Contrary to popular beliefs, the decline of the American Republic will not come as a result of Disney, porn or even crass commercialism. The United States is, in fact, too tough for the terrorists and will withstand even the thieving scoundrels of Wall Street.
No, the real enemy is the inexorable, inevitable and ultimately deplorable homogenization of American culture. Put another way, it’s the death of tribalism. Once upon a time, Seattle was different than, say, Dallas, which was different than New York. The accents were distinct, as was the food, the newspaper columnists, the men and women, the indigenous cadence of life. Regional differences remain, of course. But they’re merely tourist attractions, like the sugared beignets in New Orleans.
I knew this would happen years ago. It was sportswriting that alerted me to the perils awaiting our country. After just a few trips I understood that each town, each city, each region would become indistinguishable. There was a JW Marriott, a “gourmet” coffee house, a Barnes and Noble and a restored industrial area which the concierge assured you was “like the Village” (even though "The Village" hasn’t been "The Village" for 30 years).
Hey, I come from New York City. I remember when 42nd Street — with its peep shows and low-brow cinema (a unique amalgam of the blaxploitation, sexploitation, splatter and Kung Fu genres) — was a source of shame. Now, Forty and Deuce is a role model for every other poseur metropolis. Eventually — and sooner rather than later — America will become one big megachurch (no, I’m not casting aspersions on the method or manner of anyone’s belief) with the Olive Garden as the universally acceptable standard for Italian cuisine.
And you know what? College sports is leading the way.
I know.
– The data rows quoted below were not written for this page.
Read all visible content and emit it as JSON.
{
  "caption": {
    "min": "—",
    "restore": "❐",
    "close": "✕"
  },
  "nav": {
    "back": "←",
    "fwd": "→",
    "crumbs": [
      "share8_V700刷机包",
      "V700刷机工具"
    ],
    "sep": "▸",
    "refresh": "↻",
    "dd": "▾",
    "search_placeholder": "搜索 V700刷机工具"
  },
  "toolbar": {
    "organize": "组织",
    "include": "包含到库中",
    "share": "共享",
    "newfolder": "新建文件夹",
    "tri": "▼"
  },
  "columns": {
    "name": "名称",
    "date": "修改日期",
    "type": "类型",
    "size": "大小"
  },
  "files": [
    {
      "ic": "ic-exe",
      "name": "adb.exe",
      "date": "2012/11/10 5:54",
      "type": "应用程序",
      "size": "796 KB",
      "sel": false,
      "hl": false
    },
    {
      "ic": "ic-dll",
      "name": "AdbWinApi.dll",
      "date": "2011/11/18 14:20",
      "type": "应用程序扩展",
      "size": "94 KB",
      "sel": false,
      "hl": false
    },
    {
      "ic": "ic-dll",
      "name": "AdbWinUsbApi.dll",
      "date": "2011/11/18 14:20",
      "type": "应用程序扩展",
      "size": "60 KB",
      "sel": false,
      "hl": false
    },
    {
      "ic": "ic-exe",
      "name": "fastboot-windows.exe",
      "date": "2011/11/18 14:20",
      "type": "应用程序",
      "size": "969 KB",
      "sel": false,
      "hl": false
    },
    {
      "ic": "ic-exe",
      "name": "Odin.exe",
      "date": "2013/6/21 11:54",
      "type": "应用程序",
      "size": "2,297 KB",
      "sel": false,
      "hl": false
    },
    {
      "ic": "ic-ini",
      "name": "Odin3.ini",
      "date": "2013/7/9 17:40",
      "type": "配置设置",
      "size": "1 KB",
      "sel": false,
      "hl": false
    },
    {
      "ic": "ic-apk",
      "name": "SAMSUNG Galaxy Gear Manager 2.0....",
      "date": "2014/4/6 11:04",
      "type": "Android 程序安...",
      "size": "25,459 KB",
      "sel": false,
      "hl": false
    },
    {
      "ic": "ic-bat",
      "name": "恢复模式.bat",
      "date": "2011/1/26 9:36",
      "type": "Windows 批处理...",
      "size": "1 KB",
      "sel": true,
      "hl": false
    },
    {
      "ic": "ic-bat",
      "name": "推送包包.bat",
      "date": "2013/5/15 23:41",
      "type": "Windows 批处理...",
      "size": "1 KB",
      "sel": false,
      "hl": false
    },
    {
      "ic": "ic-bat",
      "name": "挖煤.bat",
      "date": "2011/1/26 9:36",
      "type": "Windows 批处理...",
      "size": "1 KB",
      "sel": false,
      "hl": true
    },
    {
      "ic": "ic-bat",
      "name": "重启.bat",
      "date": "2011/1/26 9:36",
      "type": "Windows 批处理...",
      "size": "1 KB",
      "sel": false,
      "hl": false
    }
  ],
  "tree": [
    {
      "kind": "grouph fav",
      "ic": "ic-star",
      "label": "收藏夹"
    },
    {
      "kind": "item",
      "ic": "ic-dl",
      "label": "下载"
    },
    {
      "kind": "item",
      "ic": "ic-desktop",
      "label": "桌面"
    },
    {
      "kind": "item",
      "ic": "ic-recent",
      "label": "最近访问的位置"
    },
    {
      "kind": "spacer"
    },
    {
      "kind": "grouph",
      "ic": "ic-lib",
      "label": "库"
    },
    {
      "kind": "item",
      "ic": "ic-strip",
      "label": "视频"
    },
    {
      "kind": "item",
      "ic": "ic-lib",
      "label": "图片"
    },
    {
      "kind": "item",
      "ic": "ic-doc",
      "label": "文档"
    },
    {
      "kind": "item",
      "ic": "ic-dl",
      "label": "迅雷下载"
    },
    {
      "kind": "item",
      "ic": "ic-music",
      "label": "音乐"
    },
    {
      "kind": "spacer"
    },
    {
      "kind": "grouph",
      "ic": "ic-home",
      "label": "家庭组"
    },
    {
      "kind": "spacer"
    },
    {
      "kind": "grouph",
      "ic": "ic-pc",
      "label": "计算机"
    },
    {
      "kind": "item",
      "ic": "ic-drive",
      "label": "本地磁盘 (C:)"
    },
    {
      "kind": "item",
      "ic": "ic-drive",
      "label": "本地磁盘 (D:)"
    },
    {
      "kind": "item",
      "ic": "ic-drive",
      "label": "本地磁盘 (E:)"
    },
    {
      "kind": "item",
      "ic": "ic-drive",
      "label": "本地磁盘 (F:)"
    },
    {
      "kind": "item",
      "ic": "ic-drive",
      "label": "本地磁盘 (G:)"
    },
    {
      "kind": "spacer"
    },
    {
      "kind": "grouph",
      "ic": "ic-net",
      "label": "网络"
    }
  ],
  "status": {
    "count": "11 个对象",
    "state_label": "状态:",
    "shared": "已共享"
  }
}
You’re supposed to be overjoyed that the SEC apparently passed on Texas A&M on Sunday. In other words, someone finally got embarrassed. But that’s just temporary. Shame is a short-lived condition — especially in college ball. If it’s not the Aggies who abandon their traditional rivalries to get their asses kicked in an unfamiliar part of the country, it will be another institution of higher learning. This train left the station a long, long time ago.
Again, as a New Yorker, I grew up envying the Texans and the Southerners (there’s supposed to be a difference, right?). They had their epic rivalries. They had their hatreds. And they were authentic and righteous. It wasn’t until the advent of the Big East that people in my part of the country had anything approximating that level of competition. Remember, the Big East began as a basketball conference, a regional confederation of mostly Catholic schools. It represented a style and an ethos, a time and a place. There was congruence.
But now Louisville is a Big East school.
And Marquette, which, I grant you, plays what was a Big East style but is in Wisconsin, after all.
And T-C-f——U. How in the hell do the Horned Frogs, a Fort Worth-based school that is affiliated with the Christian Church, play the Friars of Providence in a conference game? I’m sorry Dan Jenkins saw this come to pass.
Now I feel for the Texans. Their own governor, a former Aggies yell leader (is that really something you want in a potential President?), basically broke the news that A&M was talking to the SEC. One might therefore assume he had no objections. But that’s like taking your ball and going home in a snit. We’d rather be humiliated in the SEC than be humiliated by Texas.
Problem is, college sports isn’t supposed to be like the NL Central or the AL West. Geography is supposed to actually mean something: regionalism, rivalry and, yes, tradition.
Don’t be too hard on the Aggies, though. They didn’t invent this cynical strategy. It’s 1,763 miles from Fort Worth to Providence, RI. It’s 1,500 miles from Boston College to the University of Miami. Almost 1,100 miles between Lincoln, Neb., and State College, Pa. Then there’s the Sun Belt Conference, with Florida Atlantic University and the University of North Texas separated by a mere 1,359 miles. And as every fan knows, this was all done for the good of the student-athlete.
How did it happen? TV is only a partial explanation. ESPN has the SEC and The Longhorn Network. FOX has the Pac-12 and the Big 12 (or should I say Big 8-1/2?). But the networks merely stepped in to do what they do — business — after it became clear that the NCAA and the university presidents would back down. It’s been more than 20 years since the blue-ribbon Knight Commission issued its allegedly groundbreaking recommendations — "Keeping the Faith with the Student Athlete: A New Model for Intercollegiate Athletics." Basically, it was all about college presidents taking back control from athletic directors.
And now, what do you have? The great alleged reformer — Ohio State president Gordon Gee — turns out to be an apologist for corrupt coaches and acquisition-minded conferences. The NCAA doesn’t really matter. Same for the athletic directors. The only figures of real consequence are the commissioners of the Big Three.
That’s right. Eventually, there will be only three conferences. You know them as the Pac-12, the SEC and the Big Ten.
May I suggest new names?
How about Sizzler, Applebee’s and the Olive Garden?